Par exemple, il trouve scandaleux d’être sanctionné pour un excès d’1 km/h. Or, en France, cette sanction n’existe pas. Il y a une marge dite « technique » (mais en fait de tolérabilité sociale) de 5 km/h jusqu’à 100 puis de 5% au-dessus de 100 km/h. A laquelle il faudrait rajouter la marge des compteurs, qui est de 3 km/h minimum. Ceux qui utilisent des GPS savent cela… En réalité donc, être verbalisé à 91 pour une vitesse maximale de 90 signifie avoir atteint 96 km/h réels, et 99 ou 100 au compteur.
Sachant que la plupart des usagers ne comprennent pas une interdiction qui n’est pas assortie d’une sanction, supprimer la verbalisation équivaut à un relèvement de la vitesse maximale: on pourrait donc rouler à 60 en agglomération (retour aux années 80…), 100 sur le réseau secondaire et 140 sur autoroute.
Le maintien du retrait d’un point serait une bonne idée alors…
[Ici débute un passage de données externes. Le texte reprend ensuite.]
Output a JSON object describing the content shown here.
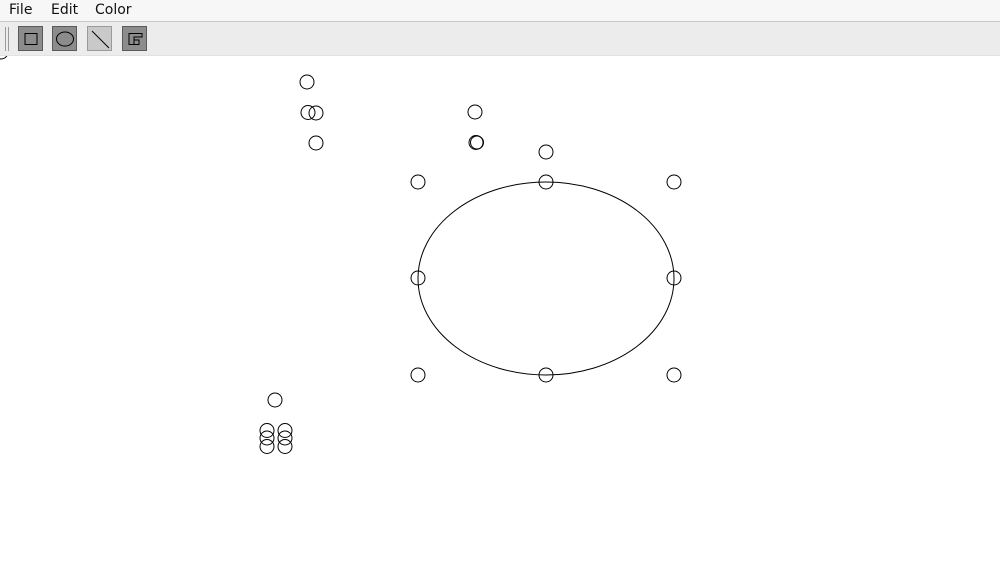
{
  "menubar": {
    "file_label": "File",
    "edit_label": "Edit",
    "color_label": "Color"
  },
  "toolbar": {
    "tools": [
      {
        "name": "rectangle-tool",
        "icon": "rectangle-icon",
        "pressed": false
      },
      {
        "name": "ellipse-tool",
        "icon": "ellipse-icon",
        "pressed": false
      },
      {
        "name": "line-tool",
        "icon": "line-icon",
        "pressed": true
      },
      {
        "name": "polygon-tool",
        "icon": "polygon-icon",
        "pressed": false
      }
    ]
  },
  "canvas": {
    "background": "#ffffff",
    "stroke_color": "#000000",
    "selected_shape": "ellipse"
  }
}
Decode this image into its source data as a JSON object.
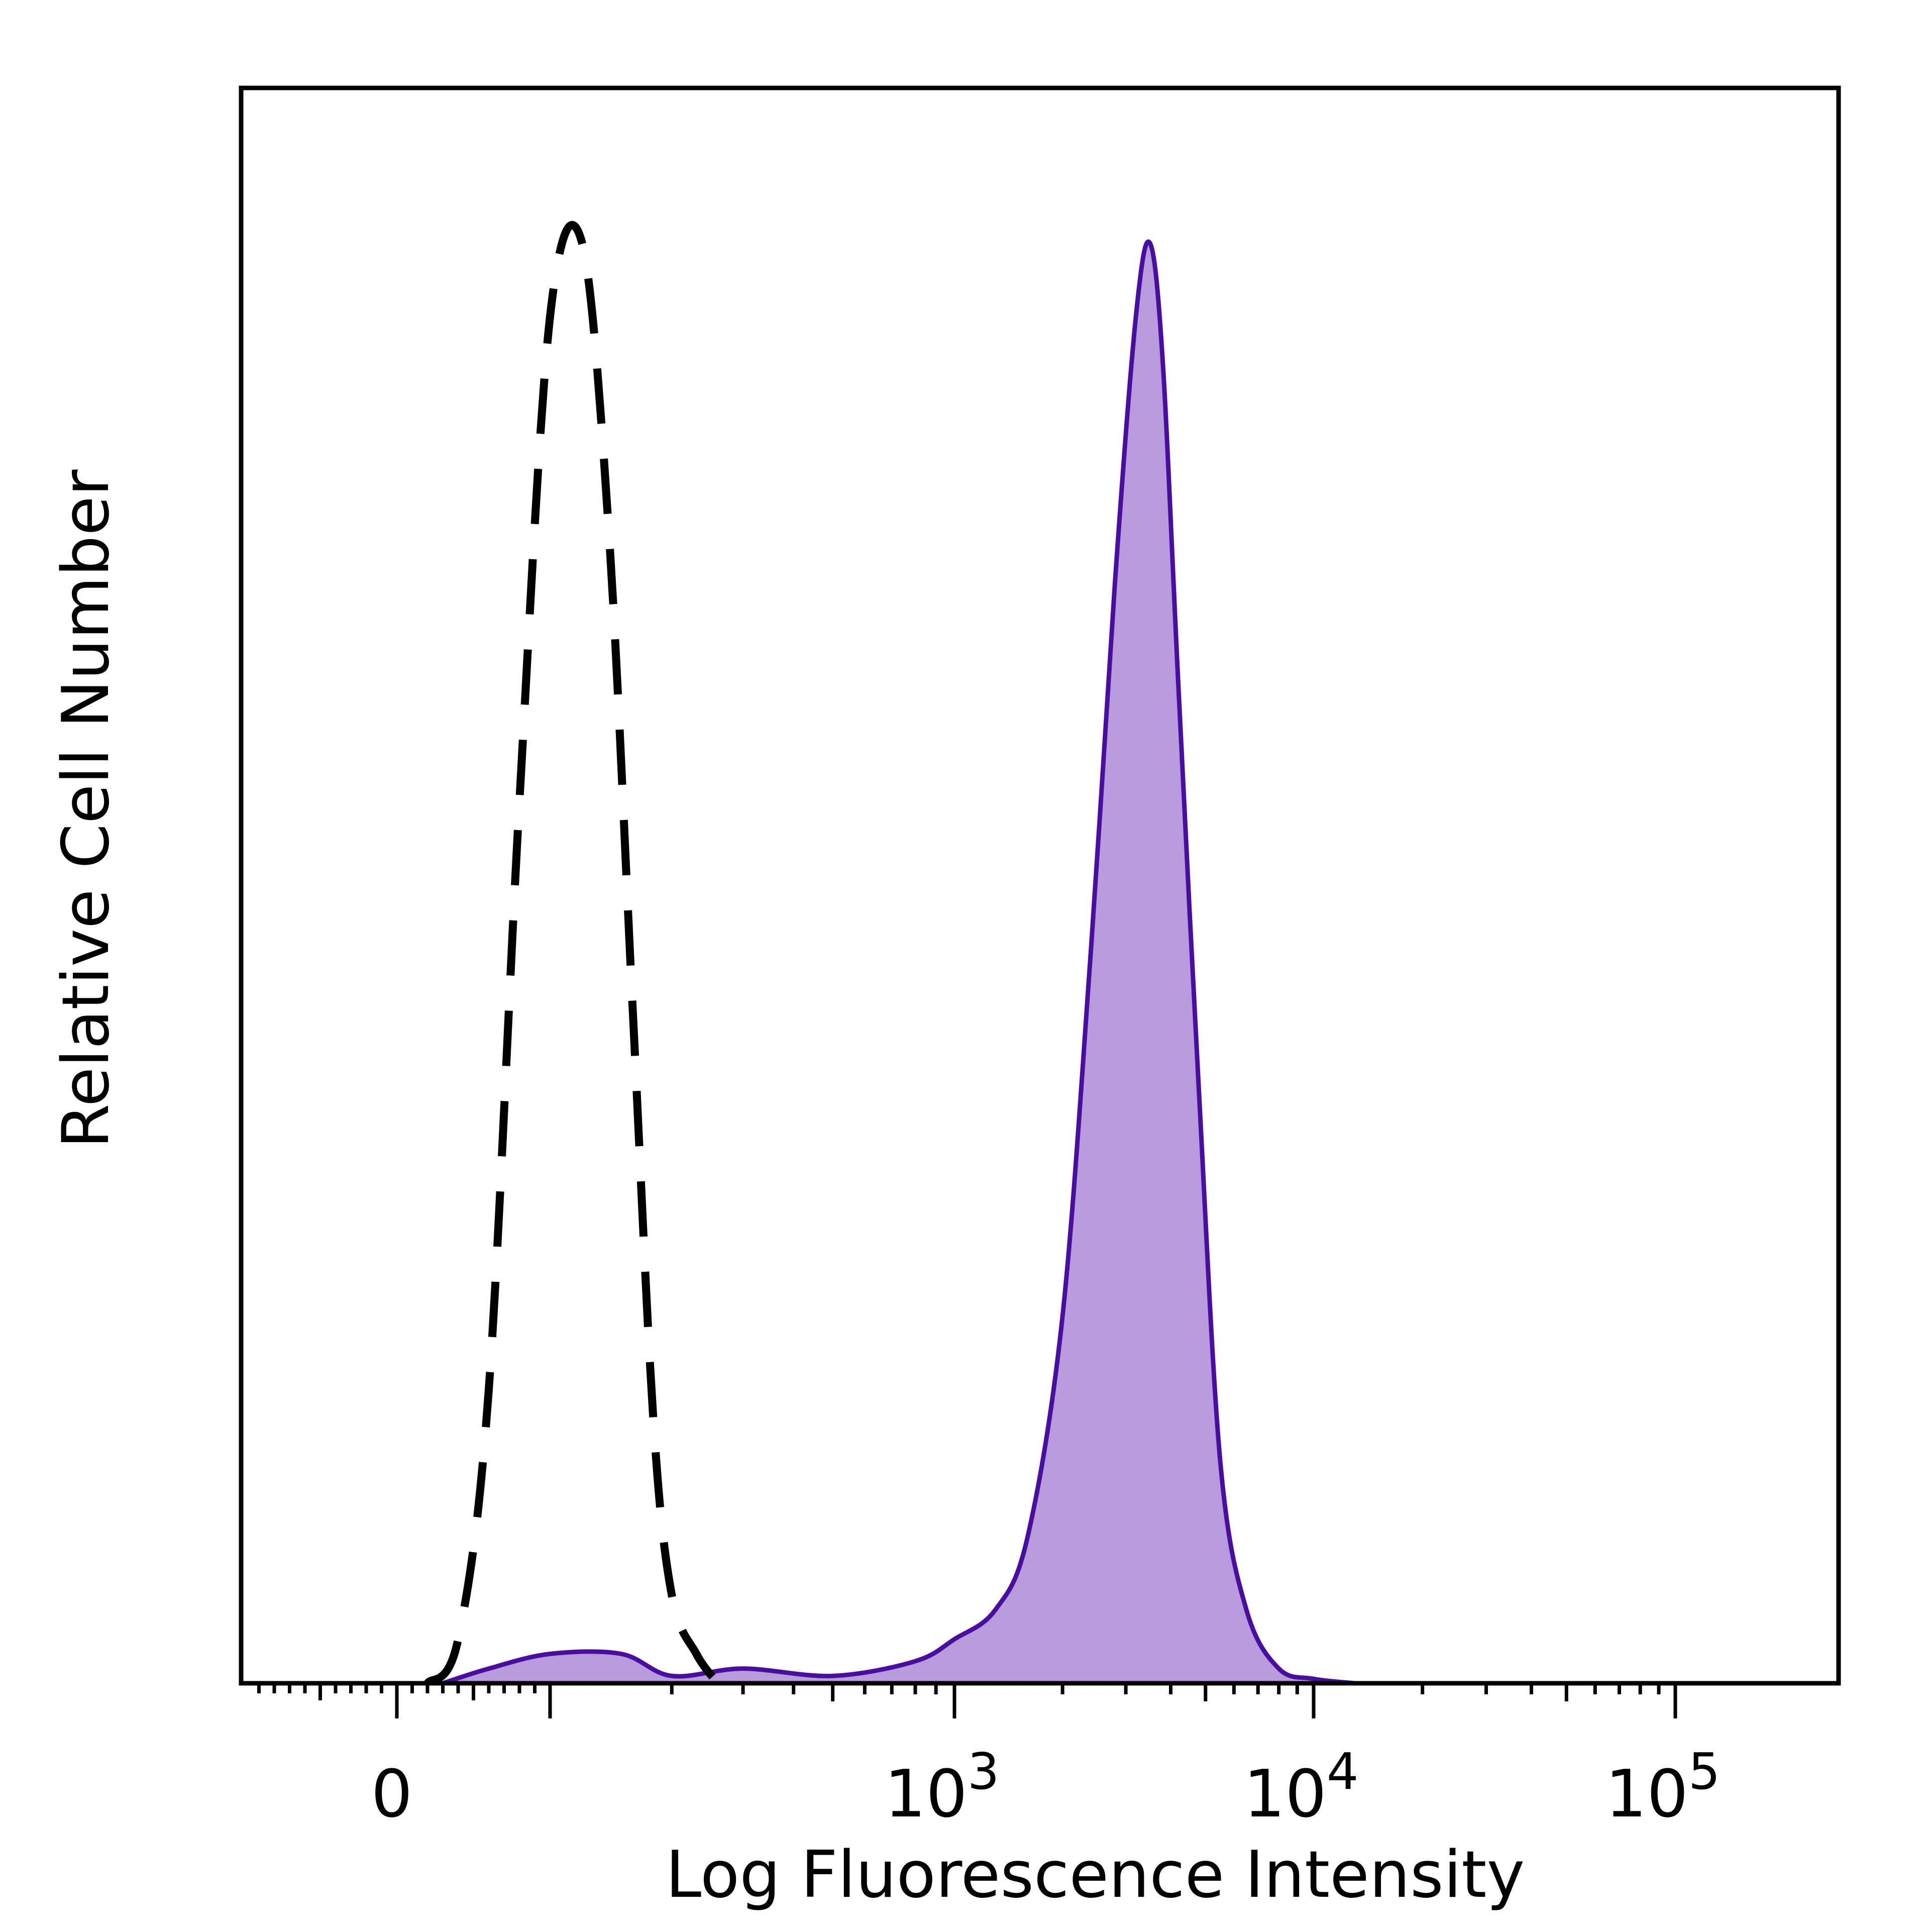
{
  "chart_data": {
    "type": "area",
    "title": "",
    "xlabel": "Log Fluorescence Intensity",
    "ylabel": "Relative Cell Number",
    "x_scale": "biexponential (linear near 0, log above ~10^2)",
    "x_ticks": [
      {
        "base": "0",
        "exp": "",
        "value": 0
      },
      {
        "base": "10",
        "exp": "3",
        "value": 1000
      },
      {
        "base": "10",
        "exp": "4",
        "value": 10000
      },
      {
        "base": "10",
        "exp": "5",
        "value": 100000
      }
    ],
    "y_ticks": [],
    "ylim": [
      0,
      1.0
    ],
    "grid": false,
    "legend": "none",
    "colors": {
      "stained_fill": "#b79bdc",
      "stained_line": "#4a0e9e",
      "control_line": "#000000",
      "frame": "#000000"
    },
    "series": [
      {
        "style": "dashed black outline (isotype control)",
        "x": [
          20,
          40,
          60,
          80,
          100,
          120,
          140,
          160,
          180,
          200,
          230,
          260
        ],
        "y": [
          0.0,
          0.03,
          0.2,
          0.6,
          0.93,
          0.98,
          0.78,
          0.46,
          0.18,
          0.06,
          0.02,
          0.0
        ]
      },
      {
        "style": "purple filled (stained)",
        "x": [
          30,
          60,
          100,
          150,
          200,
          300,
          500,
          800,
          1000,
          1300,
          1600,
          2000,
          2400,
          2800,
          3200,
          3500,
          3800,
          4200,
          4800,
          5500,
          6500,
          8000,
          10000,
          13000
        ],
        "y": [
          0.0,
          0.01,
          0.02,
          0.02,
          0.005,
          0.01,
          0.005,
          0.015,
          0.03,
          0.05,
          0.1,
          0.25,
          0.5,
          0.75,
          0.93,
          0.98,
          0.9,
          0.68,
          0.4,
          0.15,
          0.05,
          0.01,
          0.003,
          0.0
        ]
      }
    ]
  }
}
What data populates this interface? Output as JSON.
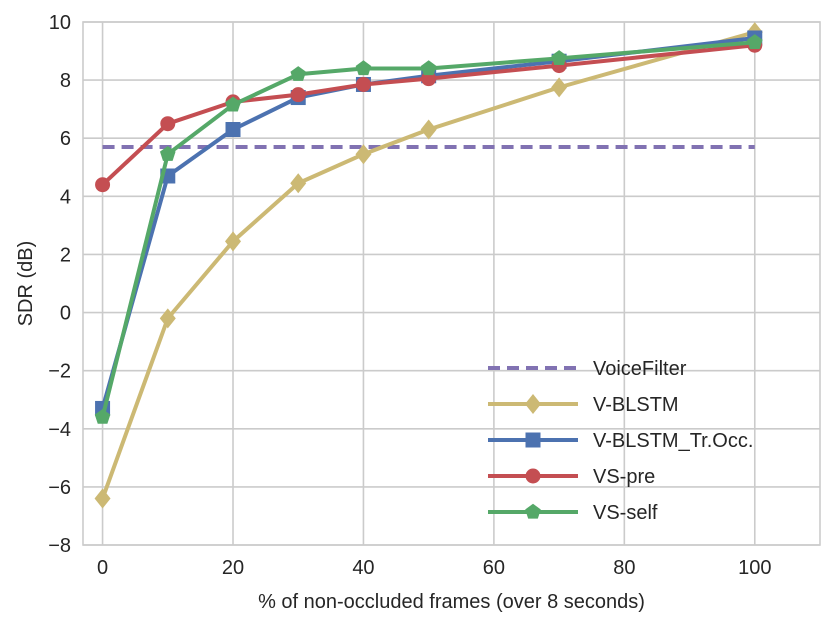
{
  "chart_data": {
    "type": "line",
    "title": "",
    "xlabel": "% of non-occluded frames (over 8 seconds)",
    "ylabel": "SDR (dB)",
    "xlim": [
      -3,
      110
    ],
    "ylim": [
      -8,
      10
    ],
    "xticks": [
      0,
      20,
      40,
      60,
      80,
      100
    ],
    "yticks": [
      -8,
      -6,
      -4,
      -2,
      0,
      2,
      4,
      6,
      8,
      10
    ],
    "xtick_labels": [
      "0",
      "20",
      "40",
      "60",
      "80",
      "100"
    ],
    "ytick_labels": [
      "−8",
      "−6",
      "−4",
      "−2",
      "0",
      "2",
      "4",
      "6",
      "8",
      "10"
    ],
    "grid": true,
    "legend_position": "lower-right",
    "series": [
      {
        "name": "VoiceFilter",
        "style": "dashed",
        "marker": "none",
        "color": "#8172B2",
        "x": [
          0,
          100
        ],
        "y": [
          5.7,
          5.7
        ]
      },
      {
        "name": "V-BLSTM",
        "style": "solid",
        "marker": "diamond",
        "color": "#CCB974",
        "x": [
          0,
          10,
          20,
          30,
          40,
          50,
          70,
          100
        ],
        "y": [
          -6.4,
          -0.2,
          2.45,
          4.45,
          5.45,
          6.3,
          7.75,
          9.65
        ]
      },
      {
        "name": "V-BLSTM_Tr.Occ.",
        "style": "solid",
        "marker": "square",
        "color": "#4C72B0",
        "x": [
          0,
          10,
          20,
          30,
          40,
          50,
          70,
          100
        ],
        "y": [
          -3.3,
          4.7,
          6.3,
          7.4,
          7.85,
          8.15,
          8.65,
          9.45
        ]
      },
      {
        "name": "VS-pre",
        "style": "solid",
        "marker": "circle",
        "color": "#C44E52",
        "x": [
          0,
          10,
          20,
          30,
          40,
          50,
          70,
          100
        ],
        "y": [
          4.4,
          6.5,
          7.25,
          7.5,
          7.85,
          8.05,
          8.5,
          9.2
        ]
      },
      {
        "name": "VS-self",
        "style": "solid",
        "marker": "pentagon",
        "color": "#55A868",
        "x": [
          0,
          10,
          20,
          30,
          40,
          50,
          70,
          100
        ],
        "y": [
          -3.6,
          5.45,
          7.15,
          8.2,
          8.4,
          8.4,
          8.75,
          9.3
        ]
      }
    ]
  },
  "colors": {
    "grid": "#cbcbcb",
    "text": "#262626",
    "background": "#ffffff"
  }
}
Pourquoi cette loi ne passera pas
Mais en fait, il y a fort peu de chances que cette loi voie le jour. En effet, elle est contraire aux lois internationales en termes de droit routier. Le retrait de points n’est pas une mesure pénale mais administrative, qui ne peut intervenir qu’après une contravention ou un délit, pour lesquels le justiciable dispose d’un droit de recours. Il faudrait une réforme du droit français et européen pour que le retrait de points devienne une sanction pénale, ce qui irait à l’encontre des décisions de la Cour Européenne des Droits de l’Homme et de l’article 6 de sa Convention. Pour les amateurs, je vous suggère de relire l’affaire Malige du 23/09/1998. En bref, un retrait de points sans amende n’est pas possible.
Et pourtant…
Sur le fond, l’idée n’est pourtant pas dépourvue d’intérêt. Les amendes (surtout celles à 45 €, pour les excès de 1 à 19 km/h aux endroits limités à plus de 50 km/h) sont peu dissuasives, surtout pour les conducteurs aisés, au volant de grosses berlines (chères), et pour qui l’éco-conduite est une pratique inenvisageable réservée à des demeurés radins ou écolos convaincus.
Le retrait de points introduit plus d’égalité (pour peu que les conducteurs soient identifiés) en limitant les « droits à l’erreur » de la même manière pour chacun. Et c’est vrai que les arguments de type « pompe à fric » seraient affaiblis (il est néanmoins possible qu’on sous-estime ici la mauvaise foi des infractionnistes, capables de trouver autre chose…).
Un élément qui cependant doit faire réfléchir et rechercher le « hic » de ce projet de loi, c’est qu’il est soutenu par 40 millions d’automobilistes. Ce qui suggère une méfiance de principe.
Si la loi passait (on pourrait imaginer l’idée d’une amende à 1€ symbolique pour contourner le problème légal), il faudrait cependant à l’Etat un effort important pour traquer les fausses déclarations prétendant ne pas connaître les conducteurs au volant des véhicules, surtout pour les entreprises. Sinon, nous pourrions voir encore augmenter la mortalité des usagers de véhicules professionnels, qui avait déjà quadruplé entre 2002 et 2012.